Tuesday 25 June 2013

Transplants and chemo and all that stuff

I saw my doctor today, and he was more optimistic than usual. Meaning he didn't just sit there and spit out percentages and possibilities, so that was nice. And he seemed more upbeat than he usually does. Yay. Anyway, I found out a bunch of stuff:

-I'm still neutropenic. STILL. Even though I finished my last bout of chemo three weeks ago. As it turns out, though, this is normal; each time I get chemo, the longer the neutropenic period is, as my body gets "more & more beat-up". So, house arrest continues (sigh), BUT my counts are coming back up. I'm not yet quite sure what this means for all the partying I had planned for this weekend. GET ME OUT OF THIS APARTMENT GODSDAMMIT. -__- Cabin fever is eating me from the inside!

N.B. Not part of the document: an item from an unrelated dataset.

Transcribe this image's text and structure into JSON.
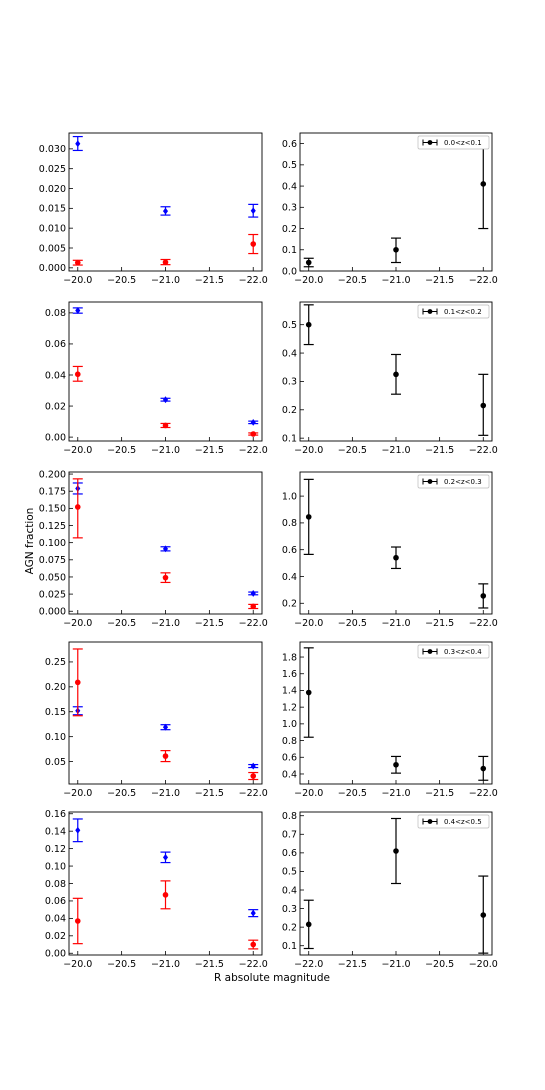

-Now, this is pretty interesting. A potential donor for me was found!.... but only matched me at 8/10. (The lowest a match should be is 9/10.) According to my doctor, given that a transplant won't increase my chances of survival by THAT much, added to the risk of a 8/10 match plus the fact that transplants are risky in general, he decided that it's a no-go and opted for more chemo instead; one round the second week of July, and one more in August, then they stop.
 

-He said they would continue to search for a donor, but if 3-4 years go by and I don't relapse, they would stop looking, as generally no relapse in 3-4 years means a relapse isn't likely to happen again!

-Overall, my doc says he's pleased with the way things are going and that I react to chemo well. When I pointed my horror to nearly ending up in the ICU last time and how going into septic shock was the most horrible experience of my life, he said, "well, these are risks of chemotherapy." NOT rudely, NOT condescendingly, not dissmissive...just matter-of-factly. I'm still scared to death of chemo, but he made me feel better somehow. Sorta. It just...it feels good to know that, as scary and potentially deadly as it was, it was a on par with how chemo can be. It'd be a lot worse if the doctors freaked out and said "This NEVER happens!" and/or had to stop the chemo because of it, or something.

Like I said earlier, it was nice to see my doctor being optimistic. The best part is, he talked about me being alive in 3-4 years as some kind of real possibility instead of some kind of unattainable goal. It's a nice change.